Lessons from Dietrich von Hildebrand


Published November 26, 2014

The Catholic Difference

Dietrich von Hildebrand (1889–1977) was a German Catholic philosopher, part of a circle of thinkers that first formed around Edmund Husserl, founder of the philosophical method known as “phenomenology.” Others in that circle included Max Scheler, on whom Karol Wojtyla (St. John Paul II) wrote his second doctoral thesis, and Edith Stein, now St. Teresa Benedicta of the Cross. The phenomenologists thought philosophy had gotten detached from reality, drifting into the quicksand of thinking-about-thinking-about-thinking. Their motto was “to the things themselves,” and their project was to reconnect thought to reality by a precise observation and analysis of Things As They Are.

Phenomenology, alas, also rates a special shrine in the philosophy wing of the Opacity Hall of Fame. The phenomenological method lends itself to a certain circularity, and a lot of patience is required to work through a typically dense phenomenological text—especially when the author is German. In my brief experience of him as a philosopher, Dietrich von Hildebrand was no exception to this rule.

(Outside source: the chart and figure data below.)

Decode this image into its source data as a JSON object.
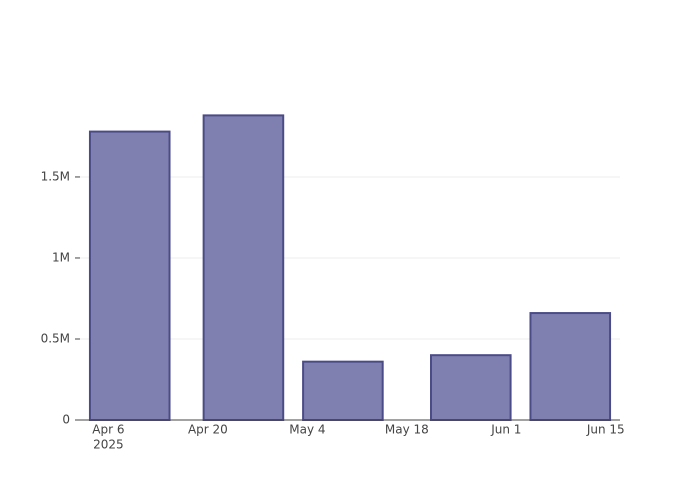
{
  "chart_data": {
    "type": "bar",
    "x": [
      "2025-04-09",
      "2025-04-25",
      "2025-05-09",
      "2025-05-27",
      "2025-06-10"
    ],
    "values": [
      1780000,
      1880000,
      360000,
      400000,
      660000
    ],
    "color": "#8080b0",
    "edge_color": "#4b4b88",
    "xlim": [
      "2025-04-02",
      "2025-06-17"
    ],
    "xticks": [
      {
        "value": "2025-04-06",
        "label": "Apr 6",
        "sublabel": "2025"
      },
      {
        "value": "2025-04-20",
        "label": "Apr 20"
      },
      {
        "value": "2025-05-04",
        "label": "May 4"
      },
      {
        "value": "2025-05-18",
        "label": "May 18"
      },
      {
        "value": "2025-06-01",
        "label": "Jun 1"
      },
      {
        "value": "2025-06-15",
        "label": "Jun 15"
      }
    ],
    "ylim": [
      0,
      1975000
    ],
    "yticks": [
      0,
      {
        "value": 500000,
        "label": "0.5M"
      },
      {
        "value": 1000000,
        "label": "1M"
      },
      {
        "value": 1500000,
        "label": "1.5M"
      }
    ],
    "grid": true
  }
}
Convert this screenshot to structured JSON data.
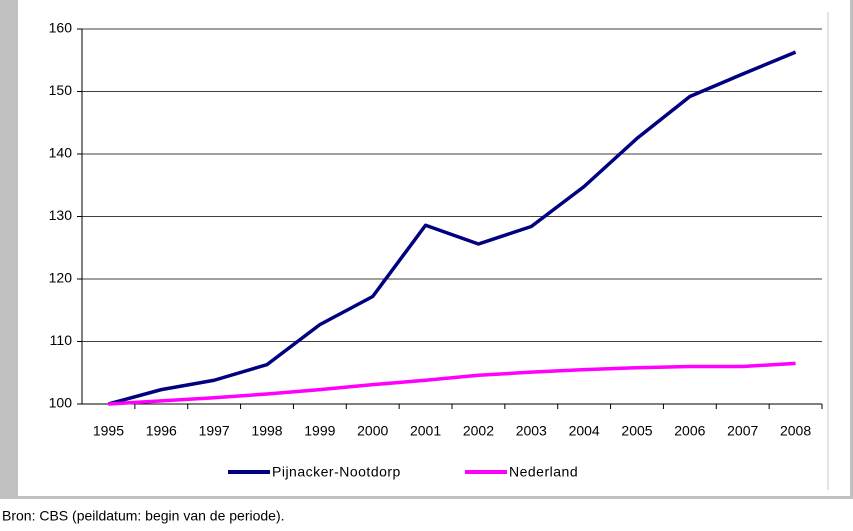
{
  "chart_data": {
    "type": "line",
    "categories": [
      "1995",
      "1996",
      "1997",
      "1998",
      "1999",
      "2000",
      "2001",
      "2002",
      "2003",
      "2004",
      "2005",
      "2006",
      "2007",
      "2008"
    ],
    "series": [
      {
        "name": "Pijnacker-Nootdorp",
        "color": "#000080",
        "values": [
          100,
          102.3,
          103.8,
          106.3,
          112.7,
          117.2,
          128.6,
          125.6,
          128.4,
          134.8,
          142.5,
          149.2,
          152.8,
          156.3
        ]
      },
      {
        "name": "Nederland",
        "color": "#ff00ff",
        "values": [
          100,
          100.5,
          101,
          101.6,
          102.3,
          103.1,
          103.8,
          104.6,
          105.1,
          105.5,
          105.8,
          106,
          106,
          106.5
        ]
      }
    ],
    "ylim": [
      100,
      160
    ],
    "yticks": [
      100,
      110,
      120,
      130,
      140,
      150,
      160
    ],
    "grid": true,
    "source": "Bron: CBS (peildatum: begin van de periode)."
  }
}
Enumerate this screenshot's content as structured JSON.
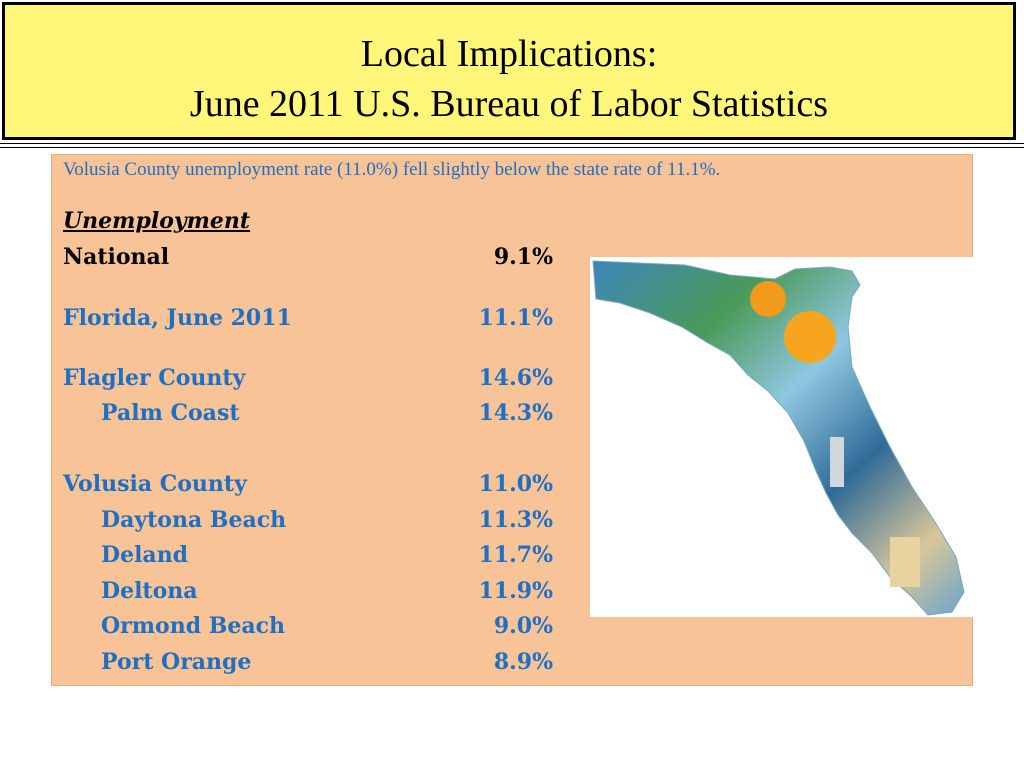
{
  "title": {
    "line1": "Local Implications:",
    "line2": "June 2011 U.S. Bureau of Labor Statistics"
  },
  "intro_text": "Volusia County unemployment rate (11.0%) fell slightly below the state rate of 11.1%.",
  "section_heading": "Unemployment",
  "rows": [
    {
      "label": "National",
      "value": "9.1%"
    },
    {
      "label": "Florida, June 2011",
      "value": "11.1%"
    },
    {
      "label": "Flagler County",
      "value": "14.6%"
    },
    {
      "label": "Palm Coast",
      "value": "14.3%"
    },
    {
      "label": "Volusia County",
      "value": "11.0%"
    },
    {
      "label": "Daytona Beach",
      "value": "11.3%"
    },
    {
      "label": "Deland",
      "value": "11.7%"
    },
    {
      "label": "Deltona",
      "value": "11.9%"
    },
    {
      "label": "Ormond Beach",
      "value": "9.0%"
    },
    {
      "label": "Port Orange",
      "value": "8.9%"
    }
  ],
  "colors": {
    "title_background": "#fff67a",
    "content_background": "#f8c396",
    "blue_text": "#1f6fc4"
  },
  "map_image": "florida-collage-map"
}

Imagine my happy surprise, then, in discovering a collection of Hildebrand’s diaries and pre-World War II lectures, edited by John Henry Crosby and John F. Crosby and recently published as My Battle Against Hitler: Faith, Truth, and Defiance in the Shadow of the Third Reich (Image). Here was a Hildebrand I’d never met before: a crisp, feisty writer, who wore his emotions on his literary sleeve as he fought against the emerging Hitler regime and the Catholic intellectuals who were seduced by it, some for brief periods, others for longer.

That seduction was, in a word, appalling. In May 1933, for example, the Catholic Academic Association met at the Benedictine Abbey of Maria Laach (one of the centers of the pre-Vatican II liturgical movement). To what Hildebrand described as his “great distress,” Hitler’s vice chancellor, Franz von Papen, a Catholic, was invited to lecture; even worse, “a priest from Maria Laach praised the Third Reich as the realization of the Body of Christ in the secular world.” Hildebrand resigned from the association to protest this “ignominious affair.”

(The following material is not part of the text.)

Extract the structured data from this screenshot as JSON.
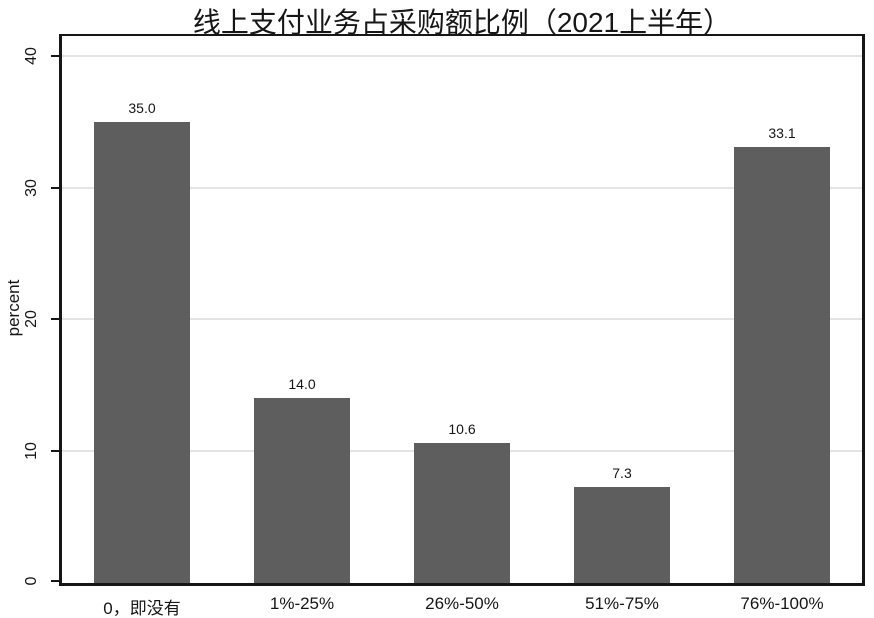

Dietrich von Hildebrand believed that Nazism breathed the ancient spirit of the Antichrist, with whom the Church could have no truck. Thus he wrote friends in Munich at Pentecost 1933, explaining that “it is completely immaterial if the Antichrist refrains from attacking the Church for political reasons, or if he concludes a Concordat with the Vatican. What is decisive is the spirit that animates him, the heresy he represents, the crimes committed at his behest. God is offended regardless of whether the victim of murder is a Jew, a Socialist, or a bishop. Blood that has been innocently spilled cries out to heaven.”

Why did intelligent Catholics in Germany and elsewhere fall prey to the siren-songs of German National Socialism? A close reading of Hildebrand’s diaries suggests that it was in part because they despised liberal democracy, which they regarded as “bourgeois” and decadent. And there certainly were elements of decadence, and aggressive secularism, in Germany’s inter-war Weimar Republic.

But a Catholic answer to the quandaries of political modernity was not going to be found in Hitler’s Third Reich (which some foolishly imagined the forerunner of a new Holy Roman Empire) or in Mussolini’s Fascism (which some Catholics thought an expression of the “corporatism” espoused by Pius XI’s 1931 social encyclical, Quadragesimo Anno). The answer was a democracy (even under a constitutional monarch) tethered to moral truth through a religiously-informed public philosophy drawn from Europe’s heritage of reason and revelation—from the legacies left to Europe by Athens and Jerusalem.

As I read the Hildebrand diaries, that option was not on the table when European Catholic intellectuals discussed the crisis of their continent during the Great Depression. That failure of imagination helped foster the catastrophes of the Holocaust and the Second World War, and helped pave the way toward Europe’s current moral-cultural sclerosis. There are lessons here for all, but especially for those “radical Catholics” tempted to turn legitimate critiques of democratic practice into contempt for the democratic experiment.

George Weigel is a senior fellow of the Ethics and Public Policy Center in Washington, D.C.